September is Suicide Prevention Month
In the healthcare setting it’s easier to think about the patients who might be at risk of suicide than about our peers who might be at risk. But suicidal thoughts effect all groups and occupations. As co-workers, we are in a good position to notice changes that may suggest a team member is contemplating suicide.
Most people who take their lives exhibit one or more of the following warning signs.
- Talking about wanting to die or to kill oneself
- Looking for a way to kill oneself, such as searching online or obtaining a gun
- Talking about feeling hopeless or having no reason to live
- Talking about feeling trapped or in unbearable pain
- Talking about being a burden to others
- Increasing the use of alcohol or drugs
- Acting anxious or agitated; behaving recklessly
- Sleeping too little or too much
- Withdrawing or feeling isolated
- Showing rage or talking about seeking revenge
- Displaying extreme mood swings
These warning signs indicate a serious risk for suicide, especially if the behavior is new or has increased or is related to a recent, painful event such as a break-up, financial set-back, family disruption or trauma. If you spot one or more warning signs, don’t wait for someone else to act.

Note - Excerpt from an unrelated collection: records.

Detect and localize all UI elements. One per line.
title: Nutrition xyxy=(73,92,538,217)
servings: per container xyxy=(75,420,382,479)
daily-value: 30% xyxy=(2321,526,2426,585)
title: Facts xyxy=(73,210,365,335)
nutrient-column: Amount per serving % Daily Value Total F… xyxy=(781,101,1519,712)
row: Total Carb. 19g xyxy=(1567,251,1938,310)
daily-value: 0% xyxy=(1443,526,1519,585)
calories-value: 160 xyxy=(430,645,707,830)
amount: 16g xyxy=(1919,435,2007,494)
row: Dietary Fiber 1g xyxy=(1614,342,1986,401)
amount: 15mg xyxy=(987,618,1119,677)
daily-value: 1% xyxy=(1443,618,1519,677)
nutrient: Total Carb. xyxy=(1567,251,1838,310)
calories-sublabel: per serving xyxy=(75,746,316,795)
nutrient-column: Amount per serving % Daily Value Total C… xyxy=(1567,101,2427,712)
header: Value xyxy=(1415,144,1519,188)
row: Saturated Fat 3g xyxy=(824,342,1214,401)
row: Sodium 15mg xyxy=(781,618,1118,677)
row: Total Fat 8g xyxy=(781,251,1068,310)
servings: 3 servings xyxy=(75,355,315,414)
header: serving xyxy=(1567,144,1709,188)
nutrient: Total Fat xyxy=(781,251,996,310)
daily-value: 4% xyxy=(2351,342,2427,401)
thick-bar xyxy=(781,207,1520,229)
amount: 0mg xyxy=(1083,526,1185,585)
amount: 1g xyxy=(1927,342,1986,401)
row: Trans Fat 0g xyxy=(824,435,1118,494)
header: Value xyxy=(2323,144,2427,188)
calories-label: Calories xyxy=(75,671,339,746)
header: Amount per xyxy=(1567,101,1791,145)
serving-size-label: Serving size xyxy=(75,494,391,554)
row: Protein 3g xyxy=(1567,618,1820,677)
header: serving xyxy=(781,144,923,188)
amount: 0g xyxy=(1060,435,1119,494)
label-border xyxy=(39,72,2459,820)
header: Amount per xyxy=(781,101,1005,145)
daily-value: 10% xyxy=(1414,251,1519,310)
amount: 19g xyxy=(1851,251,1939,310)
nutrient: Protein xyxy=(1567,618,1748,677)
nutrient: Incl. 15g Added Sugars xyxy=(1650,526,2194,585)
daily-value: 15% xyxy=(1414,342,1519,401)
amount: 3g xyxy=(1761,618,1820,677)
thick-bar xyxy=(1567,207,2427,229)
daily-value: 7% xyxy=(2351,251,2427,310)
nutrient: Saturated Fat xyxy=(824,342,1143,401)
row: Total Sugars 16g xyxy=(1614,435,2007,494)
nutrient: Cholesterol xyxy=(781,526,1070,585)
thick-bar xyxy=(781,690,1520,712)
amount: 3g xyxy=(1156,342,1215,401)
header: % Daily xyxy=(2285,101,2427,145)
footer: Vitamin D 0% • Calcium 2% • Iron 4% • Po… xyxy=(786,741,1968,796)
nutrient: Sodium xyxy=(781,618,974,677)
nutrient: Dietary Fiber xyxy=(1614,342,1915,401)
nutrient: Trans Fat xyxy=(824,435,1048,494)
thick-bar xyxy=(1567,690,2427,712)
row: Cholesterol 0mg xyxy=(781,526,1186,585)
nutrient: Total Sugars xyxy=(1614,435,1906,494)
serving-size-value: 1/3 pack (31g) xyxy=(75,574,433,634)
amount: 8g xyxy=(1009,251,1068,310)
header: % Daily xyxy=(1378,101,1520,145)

The BeThe1To campaign suggests five action steps you can take:
- Ask your co-worker, “Are you thinking about suicide?” then listen without judgement.
- Keep them safe. If the person has a plan or if they have immediate access to means and intend to take their life, they are in immediate danger and need emergency services.
- Be there. Whether in person or on the phone, being there increases connectedness and shows support.
- Help them connect, for example, by calling the Suicide Prevention Lifeline (800-273-8255), referring to a mental health provider, reaching out to a counselor or other community or workplace resources.
- Follow up. Giving them a call, sending a text, and other forms of contact are an important part of showing support and preventing suicide.
Patients are not the only ones who may be at risk. Our peers in healthcare may be at risk, too. We can help prevent suicide by being aware of these warning signs and by our willingness to act.